The Groundwork & Phases of Clinical Research Trials: How Psychedelic Medicines Will Prove Effective 

The last few years have witnessed a revival of psychedelics in research and therapy. Research has found that hallucinogens like ibogaine have therapeutic potential and can help treat conditions like PTSD, addiction, and depression. As these mind-altering drugs become part of mainstream therapy, our goal at MINDCURE is to build systems that advocate for treatment efficacy and safe practice spaces. Nonetheless, hallucinogens have come a long way from medicinal use to recreational and finally therapeutic, and without new clinical trials, these controversial drugs may never garner further investigation or support. 

As groundbreaking clinical trials move through different phases of testing interventions with psychedelics, they not only help overcome any potential risks but also determine the drug’s efficacy and safe usage.  

Defining the Stages of a Clinical Trial

Discovery Phase

In the discovery phase, researchers gather viable research ideas and identify molecules with treatment potential that can translate into a clinical trial. The discovery phase is essentially a stepping stone for determining the course of a clinical trial. Most adequately, the discovery stage is a vetting process, whereby multiple molecules go through rigorous laboratory testing before warranting consideration for future clinical trials. 

Preclinical Studies

Essentially, preclinical studies include lab and animal testing to identify lead candidates and compounds for further investigation. Typically, this step can take up to five years before reaching clinical testing with humans. Even then, an investigational new drug (IND) application needs approval before testing can begin in humans. For instance, the FDA placed an almost two-year-long hold on the MAPS-sponsored MT2 phase 1 study. Moreover, it did not get resolved until a Formal Dispute Resolution Request (FDRR) was filed with the Office of Neuroscience.

Phase 1

Following preclinical studies, Phase 1 of clinical trials concentrates on measuring and establishing safety against any adverse reactions in human subjects. For example, the primary purpose of the MAPS MT2 phase 1 study is to determine the safety and evaluate any psychological effects of MDMA in healthy volunteers (HNV). By administering small doses of the drug in participating HNVs, researchers also identify a safe dosing range. For instance, Drs. Juan Sanchez-Ramos and Deborah Mash administered small doses of ibogaine at different concentration levels in their Phase 1 study to determine physiological and psychological effects in volunteers. 

Phase 2

Almost 70% of potential new treatment drugs enter phase 2 of clinical trials. This stage follows a rigorous testing regimen to establish the safety and efficacy of the potential drug in a patient population. 

MAPS has recently completed its second phase of clinical trials, testing MDMA-assisted psychotherapy as a potential treatment for anxiety associated with a life-threatening illness. The underlying hypothesis focuses on establishing the validity of the previously established dose ranges from a non-patient population. Phase 2 trials can last up to two years and usually involve a small sample size without a placebo group; therefore, it cannot conclude the drug’s efficacy.
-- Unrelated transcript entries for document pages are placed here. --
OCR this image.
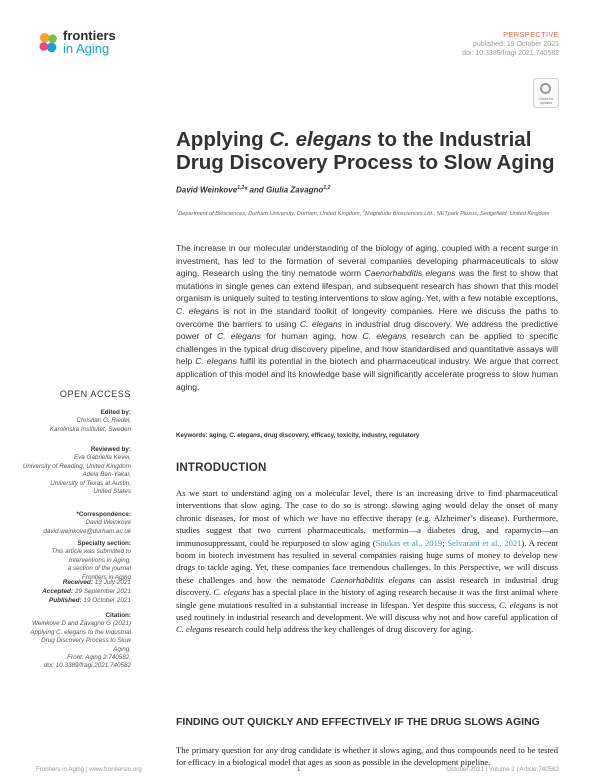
frontiers
in Aging
PERSPECTIVE
published: 19 October 2021
doi: 10.3389/fragi.2021.740582
Check for updates
Applying C. elegans to the Industrial Drug Discovery Process to Slow Aging
David Weinkove$^{1,2}$* and Giulia Zavagno$^{1,2}$
$^1$Department of Biosciences, Durham University, Durham, United Kingdom, $^2$Magnitude Biosciences Ltd., NETpark Plexus, Sedgefield, United Kingdom
The increase in our molecular understanding of the biology of aging, coupled with a recent surge in investment, has led to the formation of several companies developing pharmaceuticals to slow aging. Research using the tiny nematode worm Caenorhabditis elegans was the first to show that mutations in single genes can extend lifespan, and subsequent research has shown that this model organism is uniquely suited to testing interventions to slow aging. Yet, with a few notable exceptions, C. elegans is not in the standard toolkit of longevity companies. Here we discuss the paths to overcome the barriers to using C. elegans in industrial drug discovery. We address the predictive power of C. elegans for human aging, how C. elegans research can be applied to specific challenges in the typical drug discovery pipeline, and how standardised and quantitative assays will help C. elegans fulfil its potential in the biotech and pharmaceutical industry. We argue that correct application of this model and its knowledge base will significantly accelerate progress to slow human aging.
Keywords: aging, C. elegans, drug discovery, efficacy, toxicity, industry, regulatory
INTRODUCTION
As we start to understand aging on a molecular level, there is an increasing drive to find pharmaceutical interventions that slow aging. The case to do so is strong: slowing aging would delay the onset of many chronic diseases, for most of which we have no effective therapy (e.g. Alzheimer’s disease). Furthermore, studies suggest that two current pharmaceuticals, metformin—a diabetes drug, and rapamycin—an immunosuppressant, could be repurposed to slow aging (Soukas et al., 2019; Selvarani et al., 2021). A recent boom in biotech investment has resulted in several companies raising huge sums of money to develop new drugs to tackle aging. Yet, these companies face tremendous challenges. In this Perspective, we will discuss these challenges and how the nematode Caenorhabditis elegans can assist research in industrial drug discovery. C. elegans has a special place in the history of aging research because it was the first animal where single gene mutations resulted in a substantial increase in lifespan. Yet despite this success, C. elegans is not used routinely in industrial research and development. We will discuss why not and how careful application of C. elegans research could help address the key challenges of drug discovery for aging.
FINDING OUT QUICKLY AND EFFECTIVELY IF THE DRUG SLOWS AGING
The primary question for any drug candidate is whether it slows aging, and thus compounds need to be tested for efficacy in a biological model that ages as soon as possible in the development pipeline.
OPEN ACCESS
Edited by:
Christian G. Riedel,
Karolinska Institutet, Sweden
Reviewed by:
Eva Gabriella Kevei,
University of Reading, United Kingdom
Adela Ben-Yakar,
University of Texas at Austin,
United States
*Correspondence:
David Weinkove
david.weinkove@durham.ac.uk
Specialty section:
This article was submitted to
Interventions in Aging,
a section of the journal
Frontiers in Aging
Received: 13 July 2021
Accepted: 29 September 2021
Published: 19 October 2021
Citation:
Weinkove D and Zavagno G (2021)
Applying C. elegans to the Industrial
Drug Discovery Process to Slow
Aging.
Front. Aging 2:740582.
doi: 10.3389/fragi.2021.740582
Frontiers in Aging | www.frontiersin.org	1	October 2021 | Volume 2 | Article 740582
Despite this, Phase 2 trials provide an essential guide for designing Phase 3 of the clinical trial for conclusions. 

Phase 3

Phase 3, or pivotal trials, are the final steps in establishing the drug’s efficacy and safety, and thus, require at least two successful attempts to gather sufficient supporting evidence. Only 33% of drugs make it to this phase, which requires rigorous testing across a wide population sample for conclusivity. Most of the Phase 3 trials are carried out across multiple research centers internationally. The first Phase 3 Study of MDMA-Assisted Therapy for PTSD by MAPS took place in three countries: Canada, the US, and Israel. Given the large patient population required, these trials often last up to four years. 

FDA Approval

Once the drug passes all three clinical trials successfully, researchers and pharmaceutical companies can submit applications for approval to the Food and Drug Administration (FDA) in the United States. This regulatory body reviews the data and assesses the benefits and risks before approving manufacturing and public distribution. However, FDA approval for psychedelics has always been a tough journey. Therefore, FDA approval for Johnson & Johnson’s ketamine-derived nasal spray for depression is considered a cornerstone in reviving and amping psychedelic research for therapeutic gain. 

Reviving and Supporting Psychedelic Research

As researchers strive to understand the benefits of substances like ibogaine in psychedelic therapy, MINDCURE is determined to establish a regulated supply of synthetic pharmaceutical-grade ibogaine in order to foster research activities and support clinicians. Although the clinical trial process is long for traditional medication, the stigma attached to psychedelics may make it longer. Despite this, renowned research centers like MAPS and MINDCURE are resiliently moving forward to introduce psychedelics into mainstream use.